What is the sense of async IO for sending then?
I used it with boost asio
boost::asio::udp::socket.async_send_to

Or lets rather say what is the difference between async and sync IO for sending?

Edit:
And another thing which I thought is that one of the reasons for using synchronous IO is that it blocks until the actual IO process is finished to prevent flooding the network.
This is not the case anymore?

What is the sense of async IO for sending then?
That you don't wait for the system to transfer the data into its buffers. Qt's sockets are asynchronous, so it's likely same thing happens here but you'd have to verify that in the source code. Look for where bytesWritten() is emitted for the socket object.

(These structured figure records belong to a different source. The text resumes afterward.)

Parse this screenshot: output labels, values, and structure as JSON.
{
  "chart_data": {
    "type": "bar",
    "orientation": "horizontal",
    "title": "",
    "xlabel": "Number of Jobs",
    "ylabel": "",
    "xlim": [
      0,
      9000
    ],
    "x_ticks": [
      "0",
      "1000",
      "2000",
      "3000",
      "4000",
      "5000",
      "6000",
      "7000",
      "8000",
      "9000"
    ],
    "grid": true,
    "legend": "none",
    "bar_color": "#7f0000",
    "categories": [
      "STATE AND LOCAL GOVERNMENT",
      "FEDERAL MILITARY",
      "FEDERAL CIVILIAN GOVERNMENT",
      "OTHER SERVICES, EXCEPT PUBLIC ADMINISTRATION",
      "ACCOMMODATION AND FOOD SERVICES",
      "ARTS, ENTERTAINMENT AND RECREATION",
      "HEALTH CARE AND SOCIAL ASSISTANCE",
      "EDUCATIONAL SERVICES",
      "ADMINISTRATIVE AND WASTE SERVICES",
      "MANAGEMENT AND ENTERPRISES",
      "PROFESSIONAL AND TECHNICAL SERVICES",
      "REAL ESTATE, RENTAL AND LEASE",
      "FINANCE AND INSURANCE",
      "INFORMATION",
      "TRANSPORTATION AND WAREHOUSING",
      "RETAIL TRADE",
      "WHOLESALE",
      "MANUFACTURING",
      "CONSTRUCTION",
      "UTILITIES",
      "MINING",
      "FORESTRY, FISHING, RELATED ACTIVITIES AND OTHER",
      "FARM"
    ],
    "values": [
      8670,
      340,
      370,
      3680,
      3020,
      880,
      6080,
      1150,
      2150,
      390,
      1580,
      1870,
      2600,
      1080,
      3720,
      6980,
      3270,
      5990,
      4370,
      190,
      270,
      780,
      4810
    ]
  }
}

And another thing which I thought is that one of the reasons for using synchronous IO is that it blocks until the actual IO process is finished to prevent flooding the network.
This is not the case anymore?
There is no such thing as "flooding the network". Your application doesn't have any connections to the network, only to the network stack of your operating system. Once the socket buffer fills completely, writing to the socket will block for sync IO and will return an error for async IO. Preventing network congestion is done by a mechanism called "TCP Window" and smoothed retransmission timer (in case of the TCP protocol of course). Limited buffer size is a defensive mechanism of the OS (so that you don't run out of resources) and not the network.